I like to talk about evolution and English departments, and with this article in The Chronicle Review, I get to talk about both at the same time.  It’s about what’s called “Literary Darwinism,” which (some think) is the last best hope for literary studies to make itself relevant and rigorous and vigorous again in higher education.  The work of the Literary Darwinists “[...] emphasizes the discovery of the evolutionary patterns of behavior within literary texts - the Iliad in terms of dominance and aggression, or Jane Austen in terms of mating rituals - and sets itself firmly against 30 years of what they see as anti-scientific literary theories like poststructuralism and Marxism.”  Now something I like about Literary Darwinism is that it has no love for the glut of 20th century theory that still plagues English departments:

Literary Darwinism conceives of itself as the primary opposition to cultural theory in all its forms: Marxism, poststructuralism, Freudian and Lacanian psychoanalysis, feminism, and so forth. In the Literary Darwinist mind-set, cultural theory - subjective, deliberately obtuse, politicized, based on outmoded assumptions - is the disease that’s stricken the academy, and scientific rigor is the cure. “Most of the big ideas in literary theory have been tried out and rejected in other disciplines. So psychoanalysis has no life in psychology anymore - it only exists in the humanities. Marxism has no life really in political theory or in economics classrooms,” [one Literary Darwinist] says. “My point is, we start with these bad theories, and work founded on faulty premises is going to be faulty itself.”

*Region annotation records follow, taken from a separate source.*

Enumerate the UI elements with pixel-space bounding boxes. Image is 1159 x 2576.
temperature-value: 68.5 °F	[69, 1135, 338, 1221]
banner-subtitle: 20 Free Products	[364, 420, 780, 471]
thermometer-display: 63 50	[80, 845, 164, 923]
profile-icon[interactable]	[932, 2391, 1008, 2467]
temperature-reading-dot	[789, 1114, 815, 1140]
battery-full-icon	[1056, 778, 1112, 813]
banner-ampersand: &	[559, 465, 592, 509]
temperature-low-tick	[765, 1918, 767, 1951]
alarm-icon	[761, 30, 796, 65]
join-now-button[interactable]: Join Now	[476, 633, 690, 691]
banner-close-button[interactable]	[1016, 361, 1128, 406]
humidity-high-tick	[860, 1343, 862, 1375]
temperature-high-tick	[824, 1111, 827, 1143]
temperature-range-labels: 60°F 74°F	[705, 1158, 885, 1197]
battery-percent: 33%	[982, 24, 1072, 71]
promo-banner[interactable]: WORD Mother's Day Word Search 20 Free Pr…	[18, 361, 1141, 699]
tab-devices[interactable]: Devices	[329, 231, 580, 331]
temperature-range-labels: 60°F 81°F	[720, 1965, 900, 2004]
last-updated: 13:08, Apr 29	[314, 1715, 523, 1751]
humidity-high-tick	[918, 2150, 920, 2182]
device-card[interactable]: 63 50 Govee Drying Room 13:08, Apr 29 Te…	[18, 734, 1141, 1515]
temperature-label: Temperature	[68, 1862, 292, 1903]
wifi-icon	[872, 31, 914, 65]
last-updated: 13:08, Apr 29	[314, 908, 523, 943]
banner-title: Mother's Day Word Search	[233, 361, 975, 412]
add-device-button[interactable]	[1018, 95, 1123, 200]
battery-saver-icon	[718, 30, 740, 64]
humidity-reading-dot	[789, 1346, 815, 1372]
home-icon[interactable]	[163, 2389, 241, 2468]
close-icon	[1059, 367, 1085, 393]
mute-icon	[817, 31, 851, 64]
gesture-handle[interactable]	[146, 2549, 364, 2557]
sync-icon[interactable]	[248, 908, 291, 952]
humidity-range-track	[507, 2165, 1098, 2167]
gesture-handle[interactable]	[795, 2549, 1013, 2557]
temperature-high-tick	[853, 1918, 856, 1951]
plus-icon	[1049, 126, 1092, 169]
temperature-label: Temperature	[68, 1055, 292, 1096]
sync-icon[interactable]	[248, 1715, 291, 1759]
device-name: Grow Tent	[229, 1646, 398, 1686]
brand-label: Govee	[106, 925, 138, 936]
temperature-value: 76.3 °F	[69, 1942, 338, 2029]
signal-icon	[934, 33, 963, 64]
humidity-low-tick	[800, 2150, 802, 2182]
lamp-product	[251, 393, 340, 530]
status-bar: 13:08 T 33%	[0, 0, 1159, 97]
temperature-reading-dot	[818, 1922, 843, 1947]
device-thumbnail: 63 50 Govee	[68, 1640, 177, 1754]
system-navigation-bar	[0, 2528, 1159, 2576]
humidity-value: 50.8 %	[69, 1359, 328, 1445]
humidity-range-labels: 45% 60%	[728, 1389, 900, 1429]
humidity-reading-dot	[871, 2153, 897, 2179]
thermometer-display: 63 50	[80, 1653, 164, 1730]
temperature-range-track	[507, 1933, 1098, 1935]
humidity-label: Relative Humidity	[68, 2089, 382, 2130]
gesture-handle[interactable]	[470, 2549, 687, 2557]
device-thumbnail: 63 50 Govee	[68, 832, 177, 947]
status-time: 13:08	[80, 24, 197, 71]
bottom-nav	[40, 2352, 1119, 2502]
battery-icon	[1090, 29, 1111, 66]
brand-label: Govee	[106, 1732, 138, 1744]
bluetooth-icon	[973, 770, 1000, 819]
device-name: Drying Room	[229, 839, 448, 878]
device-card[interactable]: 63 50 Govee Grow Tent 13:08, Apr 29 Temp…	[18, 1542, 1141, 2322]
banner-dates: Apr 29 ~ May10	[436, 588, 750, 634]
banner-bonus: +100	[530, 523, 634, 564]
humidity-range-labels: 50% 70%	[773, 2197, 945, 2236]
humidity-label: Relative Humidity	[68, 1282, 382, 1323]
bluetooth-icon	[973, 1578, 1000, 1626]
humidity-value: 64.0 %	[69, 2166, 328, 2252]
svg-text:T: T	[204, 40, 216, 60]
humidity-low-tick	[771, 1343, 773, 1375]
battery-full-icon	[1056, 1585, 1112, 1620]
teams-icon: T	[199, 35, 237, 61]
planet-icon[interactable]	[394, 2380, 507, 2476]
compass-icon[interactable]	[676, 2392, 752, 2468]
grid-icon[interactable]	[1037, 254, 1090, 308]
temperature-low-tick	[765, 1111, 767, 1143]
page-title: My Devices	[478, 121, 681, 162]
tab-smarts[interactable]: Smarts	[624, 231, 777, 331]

My favorite part of the article comes near the end, when one professor says he doesn’t like Literary Darwinism.  In fact, he “sees Literary Darwinism as a force that could add to the joblessness and hopelessness of students and professors, instead of vice versa.”

“Say I am a professor of English, I have graduate students, and I tell them: You have to forget about everything that your colleagues have been working on for the last 30 years because it’s all literary theory, it’s all wrong, and now you have this new scientific approach that you use. Now let me ask you, what would happen if a graduate student who hears this goes on the job market?”

That’s right.  We can’t change the English paradigm because it would hurt our current graduate students’ feelings too much.  Unfortunately, Literary Darwinism is not going to save English departments.  English departments will only be saved by a collective rebirth as rhetoric departments, or something like them, where two big things need to happen: 1) the teaching of rhetoric, the teaching of various modes of oral and written communication, a renewed emphasis on debate and classic and contemporary ideas about rhetoric and argument, the reclaiming of speech and public speaking as a branch of rhetoric/English, which would increase the relevance of English departments around the country as places where one learns to read and write and speak and think; and 2) the healthy downsizing of literary history, criticism, and theory to a subdivision of the new emphasis on ideas, debate, rhetoric, and prose composition.  But I presume too much and am too ignorant and unqualified to say such things.